Une recherche sur les formes de l’immersion et les caractéristiques qui lui sont associées peut être conduite, particulièrement à travers l’étude de deux articles publiés dans les journaux de l’Audio Engineering Society, dédiés à l’analyse de ce concept dans les expériences audiovisuelles. Le premier article présente une synthèse détaillée des différentes caractéristiques de l’immersion, tandis que le second concentre l’analyse sur un de ses caractères principaux, la présence.

Le phénomène de l’immersion prend plusieurs formes, et l'on peut en distinguer deux dimensions, qui ne doivent pas faire l’objet d’une séparation formelle, étant donné leur interactivité, mais qui peuvent être étudiées distinctement. Il s’agit de l’immersion psychologique du sujet, et l’immersion qui résulte des caractéristiques objectives de la technologie ou du système employés.

L’immersion psychologique

Cette dimension de l’immersion est souvent confondue avec les termes d’implication et d’engagement. Il s’agit là de “l’absorption mentale de l’utilisateur dans le monde [de l’histoire du jeu]”. Il faut comprendre ici le monde virtuel et sa trame narrative. Un métavers, sur le modèle du jeu vidéo, présente généralement des règles spécifiques et une trame, une histoire, et c’est ce qui lui offre un caractère particulier et sa spécificité. Ainsi, une première couche de l’immersion est produite par la concentration de l’attention du joueur, de ses pensées et de ses objectifs au sein du monde virtuel ; c’est la notion de détournement de l’attention qui associé à la construction d’une représentation mentale conduit à une expérience immersive.

En particulier, l’une des sous-couches de cette immersion est la sensation subjective d’être entouré ou stimulation multisensorielle. Il s’agit là d’un des arguments les plus favorables à l’intégration de l’audio immersif dans les mondes virtuels. En effet, cette immersion perceptive peut être mesurée “en comptant le nombre de sens de l’utilisateur qui sont sollicités et le degré auquel ces sens sont coupés de leur environnement physique”. Il est donc très juste qu’un environnement sonore 3D immersif pousse l’immersion plus profondément, en sollicitant en plus de la vue les sens auditifs de manière complexe.
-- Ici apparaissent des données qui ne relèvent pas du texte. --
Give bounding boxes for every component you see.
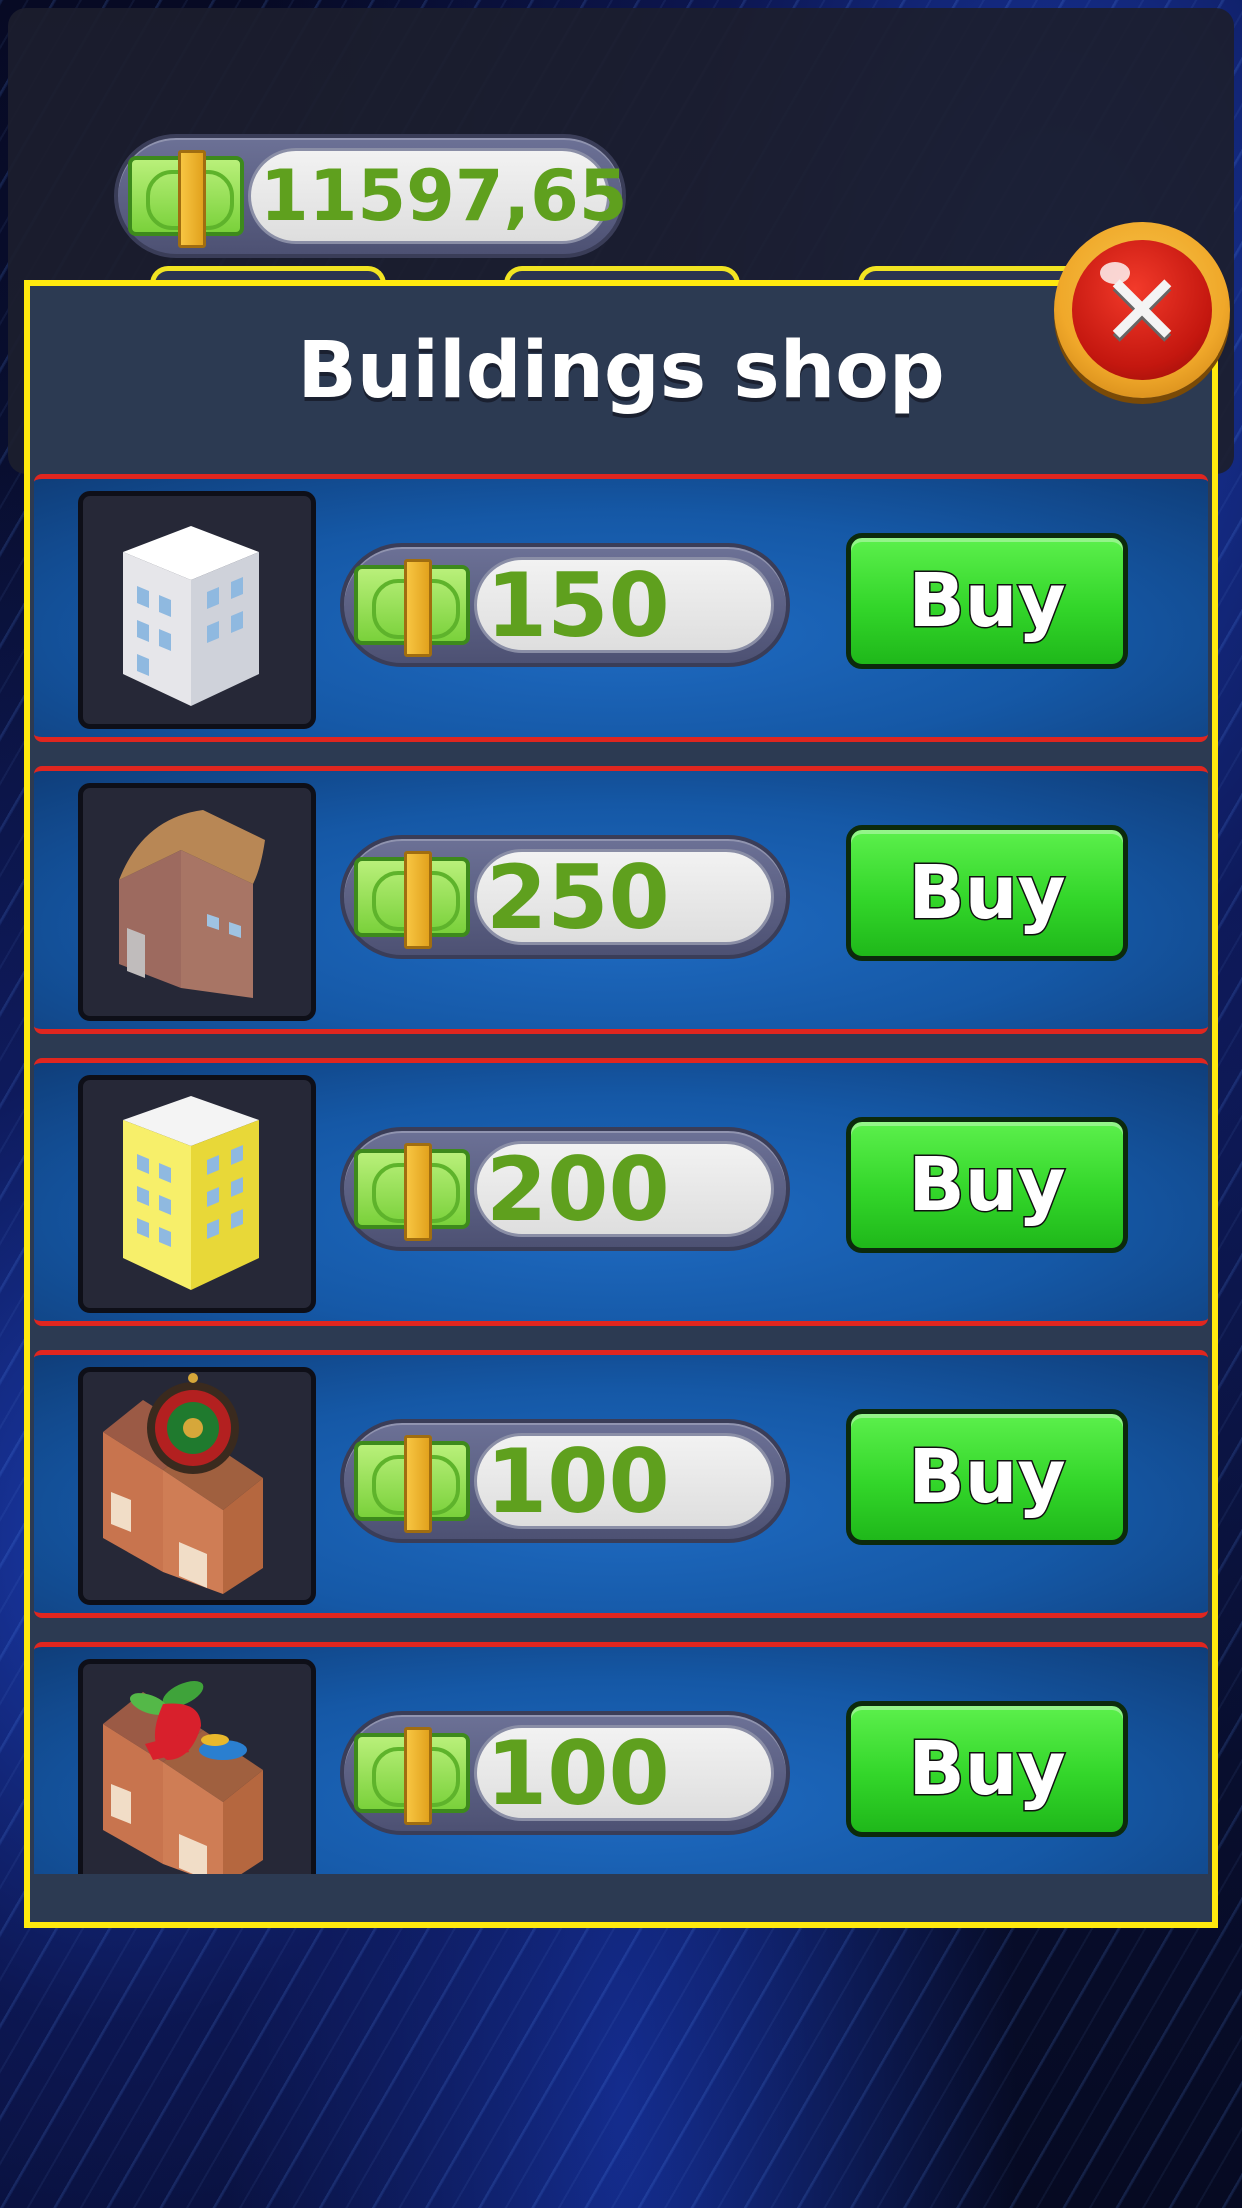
balance-value: 11597,65 <box>260 155 628 237</box>
buy-button[interactable]: Buy <box>846 1701 1128 1837</box>
shop-item-row: 200 Buy <box>34 1058 1208 1326</box>
shop-footer <box>30 1878 1212 1922</box>
price-tag: 100 <box>340 1419 790 1543</box>
buy-button[interactable]: Buy <box>846 1409 1128 1545</box>
cash-icon <box>128 150 244 248</box>
buy-button[interactable]: Buy <box>846 533 1128 669</box>
casino-roulette-house-icon <box>78 1367 316 1605</box>
price-tag: 200 <box>340 1127 790 1251</box>
buildings-shop-window: Buildings shop 150 Buy 250 Buy 200 Buy 1… <box>24 280 1218 1928</box>
price-tag: 150 <box>340 543 790 667</box>
price-tag: 100 <box>340 1711 790 1835</box>
shop-item-row: 150 Buy <box>34 474 1208 742</box>
price-value: 100 <box>486 1429 670 1533</box>
price-value: 150 <box>486 553 670 657</box>
price-value: 250 <box>486 845 670 949</box>
cash-icon <box>354 1435 470 1533</box>
cash-icon <box>354 559 470 657</box>
yellow-apartment-tower-icon <box>78 1075 316 1313</box>
shop-item-row: 100 Buy <box>34 1350 1208 1618</box>
cash-icon <box>354 1143 470 1241</box>
price-value: 100 <box>486 1721 670 1825</box>
white-office-tower-icon <box>78 491 316 729</box>
fruit-shop-house-icon <box>78 1659 316 1874</box>
cash-icon <box>354 1727 470 1825</box>
shop-item-row: 250 Buy <box>34 766 1208 1034</box>
brown-barn-house-icon <box>78 783 316 1021</box>
buy-button[interactable]: Buy <box>846 825 1128 961</box>
close-icon: ✕ <box>1100 251 1184 369</box>
price-tag: 250 <box>340 835 790 959</box>
balance-display: 11597,65 <box>114 134 628 258</box>
cash-icon <box>354 851 470 949</box>
shop-title: Buildings shop <box>297 326 945 416</box>
shop-item-row: 100 Buy <box>34 1642 1208 1874</box>
buy-button[interactable]: Buy <box>846 1117 1128 1253</box>
close-button[interactable]: ✕ <box>1054 222 1230 398</box>
price-value: 200 <box>486 1137 670 1241</box>
building-list[interactable]: 150 Buy 250 Buy 200 Buy 100 Buy 100 Buy <box>30 474 1212 1874</box>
En effet, une piste audio classique (mono, stéréo) peut contribuer dans ce sens, mais une piste 3D ou 360° encore davantage : la localisation des sons sur une, ou deux dimensions supplémentaires, implique beaucoup plus d’informations auditives. En particulier, la notion d’attention auditive prend un sens important. Naturellement, les sources qui ne sont pas situées dans un angle de 30 à 100° face au spectateur n’étant pas visibles, elles peuvent correspondre à un danger et nécessitent une plus forte capacité de concentration, de réflexion et d’analyse, et ainsi détournent mieux l’attention de l’utilisateur.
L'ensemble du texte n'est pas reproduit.